Tenders of the Notes pursuant to the Tender Offer will be
irrevocable except in the limited circumstances described in the
Tender Offer Memorandum.
Capitalised terms used in this announcement but not defined have
the meanings given to them in the Tender Offer Memorandum.
Summary of the Tender Offer
ISIN /
Description Outstanding Common Maximum
of Principal Code ISIN / CUSIP Minimum Purchase Acceptance
the Notes Amount Reg S Notes 144A Notes Denomination Price Amount
------------------ --------------------- -------------- -------------- -------------- ----------- ------------------
UZS UZS XS2264056313/ US91822Q2D80/ UZS UZS UZS
2,000,000,000,000 2,000,000,000,000(1) 226405631 91822Q2D8 2,500,000,000 10,000,000 1,000,000,000,000
14.50% Notes and integral per UZS in aggregate
due 2023 multiples 10,000,000 principal
of UZS in amount
10,000,000 principal
thereafter amount
of
Notes(2)
(1) As at 28 September 2023.
(2) Payment of the Purchase Price, along with Accrued Interest
Amounts (as defined herein), shall be made in U.S. Dollars,
calculated as set out in the Tender Offer Memorandum in "The Tender
Offer - U.S. Dollar Settlement" .
The Purchase Price and Accrued Interest Amount
Noteholders that validly tender their Notes (and do not validly
revoke in the limited circumstances in which revocation is
permitted) at or prior to 10.00 pm (London time) on 4 October 2023,
unless such time and date is extended by Uzbekistan or earlier
terminated (such time and date, as the same may be extended, the
"Expiration Deadline") (providing such tender is received by the
Tender Agent at or prior to the Expiration Deadline) and whose
tender of such Notes is accepted by Uzbekistan, will be eligible to
receive on the Payment Date (currently expected to be on or about
12 October 2023), subject to the conditions described in the Tender
Offer Memorandum, an amount in U.S. Dollars, calculated as set out
below in "U.S. Dollar Settlement", representing the U.S. Dollar
equivalent of the Soum total of:
-- the Purchase Price; and
-- an amount equal to the Accrued Interest Amount up to but excluding the Payment Date,
The calculations of the Purchase Price and the Accrued Interest
Amount will be made by the Issuer and such calculations will be
final and binding on all Noteholders, absent manifest error.
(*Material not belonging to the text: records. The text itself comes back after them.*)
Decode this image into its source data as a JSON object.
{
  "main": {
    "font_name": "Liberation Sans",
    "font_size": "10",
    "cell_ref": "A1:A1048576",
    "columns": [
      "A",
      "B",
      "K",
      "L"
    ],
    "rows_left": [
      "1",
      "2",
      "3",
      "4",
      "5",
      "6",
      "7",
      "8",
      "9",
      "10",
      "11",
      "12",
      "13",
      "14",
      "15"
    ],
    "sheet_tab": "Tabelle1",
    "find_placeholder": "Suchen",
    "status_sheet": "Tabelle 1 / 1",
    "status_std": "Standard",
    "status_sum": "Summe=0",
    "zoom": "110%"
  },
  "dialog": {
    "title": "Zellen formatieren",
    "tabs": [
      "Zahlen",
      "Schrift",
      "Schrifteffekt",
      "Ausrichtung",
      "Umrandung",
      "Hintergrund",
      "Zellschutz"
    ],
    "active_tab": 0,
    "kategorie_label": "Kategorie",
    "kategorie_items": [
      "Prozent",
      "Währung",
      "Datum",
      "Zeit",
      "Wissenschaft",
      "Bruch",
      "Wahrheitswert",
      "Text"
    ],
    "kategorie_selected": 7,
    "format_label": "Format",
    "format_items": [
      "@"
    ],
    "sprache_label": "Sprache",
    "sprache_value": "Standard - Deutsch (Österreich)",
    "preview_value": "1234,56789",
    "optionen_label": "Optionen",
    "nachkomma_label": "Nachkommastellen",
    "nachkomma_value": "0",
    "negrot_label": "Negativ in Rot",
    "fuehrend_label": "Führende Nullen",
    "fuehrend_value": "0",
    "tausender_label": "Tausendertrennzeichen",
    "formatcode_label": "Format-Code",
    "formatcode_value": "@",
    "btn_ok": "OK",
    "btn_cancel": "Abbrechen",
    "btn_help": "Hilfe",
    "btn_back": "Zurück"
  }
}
The "Accrued Interest Amount" shall equal accrued and unpaid
interest, if any, on such Notes from (and including) the
immediately preceding interest payment date for the Notes up to
(but excluding) the Payment Date.
U.S. Dollar Settlement
Payment of the Purchase Price and Accrued Interest Amounts shall
be made in U.S. Dollars and will be calculated by the Tender Agent
for payment in U.S. Dollars by dividing the relevant Soum amounts
by the FX Rate, where "FX Rate" means the Soum / U.S. Dollar
exchange rate announced by the Issuer and used to price the New
Notes Offering (as defined below), expressed as the amount of Soum
per one U.S. Dollar and, which is expected to be as reported by the
Central Bank of the Republic of Uzbekistan and published on its
website (https://cbu.uz/en or any successor page thereto), on the
date of the pricing of the New Notes Offering (currently expected
to be 5 October 2023).
Financing Condition
The Issuer is not under any obligation to accept for purchase
any Notes tendered pursuant to the Tender Offer. The acceptance for
purchase by the Issuer of Notes tendered pursuant to the Tender
Offer is at the sole and absolute discretion of the Issuer and
tenders may be rejected by the Issuer for any reason.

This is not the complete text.